Provide an API to extract fields from Command builder

Question

Provide an API to extract fields from Command builder

euclio opened this issue 7 years ago · comments

Andy Russell commented 7 years ago

This is now implemented on nightly via #77029.

Summary
The following accessors are available on Command behind the #![feature(command_access)] gate:

Unresolved issues
Some concerns I had with the implementation, but probably not important:

Values with NULs on Unix will be returned as "<string-with-nul>". I don't think it is practical to avoid this, since otherwise a whole separate copy of all the values would need to be kept in Command.
Does not handle arg0 on Unix. This can be awkward to support in get_args and is rarely used. I figure if someone really wants it, it can be added to CommandExt as a separate method.
Does not offer a way to detect env_clear. I'm uncertain if it would be useful for anyone.
Does not offer a way to get an environment variable by name (get_env). I figure this can be added later if anyone really wants it. I think the motivation for this is weak, though. Also, the API could be a little awkward (return a Option<Option<&OsStr>>?).
get_envs could skip "cleared" entries and just return &OsStr values instead of Option<&OsStr>. I'm on the fence here. My use case is to display a shell command, and I only intend it to be roughly equivalent to the actual execution, and I probably won't display None entries. I erred on the side of providing extra information, but I suspect many situations will just filter out the Nones.
Could implement more iterator stuff (like DoubleEndedIterator).

Original issue below

The the std::process::Command builder is useful for building up a Command in a cross-platform way. I've found that it would be useful to extract the name, args, environment, etc. of a Command they have been set.

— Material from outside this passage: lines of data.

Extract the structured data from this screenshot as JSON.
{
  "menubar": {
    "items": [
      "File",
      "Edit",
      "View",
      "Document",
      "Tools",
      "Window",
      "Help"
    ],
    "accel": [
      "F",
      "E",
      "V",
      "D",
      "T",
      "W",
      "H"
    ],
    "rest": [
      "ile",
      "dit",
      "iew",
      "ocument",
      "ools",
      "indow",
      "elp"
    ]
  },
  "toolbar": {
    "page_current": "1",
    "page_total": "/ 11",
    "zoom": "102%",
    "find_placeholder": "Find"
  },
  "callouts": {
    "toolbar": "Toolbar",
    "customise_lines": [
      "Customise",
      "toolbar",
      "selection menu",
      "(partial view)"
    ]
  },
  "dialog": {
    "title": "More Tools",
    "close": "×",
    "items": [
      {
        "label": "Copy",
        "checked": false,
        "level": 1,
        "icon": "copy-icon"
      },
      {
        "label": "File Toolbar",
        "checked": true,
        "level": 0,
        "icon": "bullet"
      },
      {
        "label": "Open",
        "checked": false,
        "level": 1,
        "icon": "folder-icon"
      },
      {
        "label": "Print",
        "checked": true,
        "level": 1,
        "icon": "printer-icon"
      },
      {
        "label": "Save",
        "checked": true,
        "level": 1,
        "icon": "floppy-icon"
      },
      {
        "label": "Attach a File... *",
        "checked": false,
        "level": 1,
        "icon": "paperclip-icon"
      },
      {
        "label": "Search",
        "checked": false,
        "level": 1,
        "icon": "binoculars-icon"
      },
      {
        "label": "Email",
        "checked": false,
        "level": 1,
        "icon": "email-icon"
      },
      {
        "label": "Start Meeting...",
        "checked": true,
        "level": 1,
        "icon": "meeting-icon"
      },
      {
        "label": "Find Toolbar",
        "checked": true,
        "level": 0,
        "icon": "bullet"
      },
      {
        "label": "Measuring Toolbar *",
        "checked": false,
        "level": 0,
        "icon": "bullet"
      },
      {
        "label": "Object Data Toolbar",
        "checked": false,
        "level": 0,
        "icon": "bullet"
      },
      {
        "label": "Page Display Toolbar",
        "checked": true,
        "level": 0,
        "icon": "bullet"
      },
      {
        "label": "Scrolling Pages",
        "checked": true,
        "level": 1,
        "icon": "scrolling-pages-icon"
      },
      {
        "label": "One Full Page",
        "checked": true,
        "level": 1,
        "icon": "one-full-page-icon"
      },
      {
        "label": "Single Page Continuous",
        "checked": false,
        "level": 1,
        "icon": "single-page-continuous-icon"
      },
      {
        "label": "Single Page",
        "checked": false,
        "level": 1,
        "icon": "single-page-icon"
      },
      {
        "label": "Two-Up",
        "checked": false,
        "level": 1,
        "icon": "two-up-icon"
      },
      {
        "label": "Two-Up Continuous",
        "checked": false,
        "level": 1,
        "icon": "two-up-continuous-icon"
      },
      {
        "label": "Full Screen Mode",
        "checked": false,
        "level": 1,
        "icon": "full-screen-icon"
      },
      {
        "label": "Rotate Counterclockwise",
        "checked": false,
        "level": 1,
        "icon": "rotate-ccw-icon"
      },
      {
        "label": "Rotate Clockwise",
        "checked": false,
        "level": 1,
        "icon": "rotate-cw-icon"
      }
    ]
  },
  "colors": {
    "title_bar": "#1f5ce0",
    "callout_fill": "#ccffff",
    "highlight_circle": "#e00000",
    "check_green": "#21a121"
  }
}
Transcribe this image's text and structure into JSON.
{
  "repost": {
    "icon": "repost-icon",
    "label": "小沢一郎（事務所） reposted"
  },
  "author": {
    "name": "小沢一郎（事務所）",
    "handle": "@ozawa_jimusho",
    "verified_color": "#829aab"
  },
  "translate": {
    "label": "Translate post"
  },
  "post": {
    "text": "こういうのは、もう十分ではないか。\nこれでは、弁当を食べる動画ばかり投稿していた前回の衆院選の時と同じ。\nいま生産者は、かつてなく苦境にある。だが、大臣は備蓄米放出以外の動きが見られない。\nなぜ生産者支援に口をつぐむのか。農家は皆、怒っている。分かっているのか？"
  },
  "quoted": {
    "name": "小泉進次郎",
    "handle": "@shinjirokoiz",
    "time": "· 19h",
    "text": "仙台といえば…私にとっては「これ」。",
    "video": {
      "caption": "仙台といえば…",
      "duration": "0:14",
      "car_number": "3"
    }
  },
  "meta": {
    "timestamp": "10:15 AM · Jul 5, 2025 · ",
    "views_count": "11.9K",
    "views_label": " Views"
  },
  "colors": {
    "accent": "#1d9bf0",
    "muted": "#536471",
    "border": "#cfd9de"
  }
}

There are at least two places in the Rust compiler that would benefit from such an API. Instead, the authors have had to resort to wrappers instead of using Command directly.

https://github.com/rust-lang/rust/blob/master/src/tools/compiletest/src/runtest.rs#L1527

https://github.com/rust-lang/rust/blob/master/src/librustc_trans/back/command.rs

lukaslueg · Answer 1 · Sat Sep 09 2017 20:55:31 GMT+0800 (China Standard Time)

Related to #42200

Thomas Wickham · Answer 2 · Wed Oct 04 2017 05:52:09 GMT+0800 (China Standard Time)

Let's say I am ok to implement this, how should I proceed ? Directly with a PR or with an RFC first ?

David Tolnay · Answer 3 · Sun Nov 19 2017 09:29:32 GMT+0800 (China Standard Time)

Seems reasonable. I would be interested in seeing this explored in a PR.

Eyal Kalderon · Answer 4 · Thu Nov 21 2019 22:40:58 GMT+0800 (China Standard Time)

I am working on a crate that would directly benefit from this. Is anyone still working on this feature? If not, would someone mind mentoring me to open a PR?

Eyal Kalderon · Answer 5 · Sun Nov 24 2019 21:32:57 GMT+0800 (China Standard Time)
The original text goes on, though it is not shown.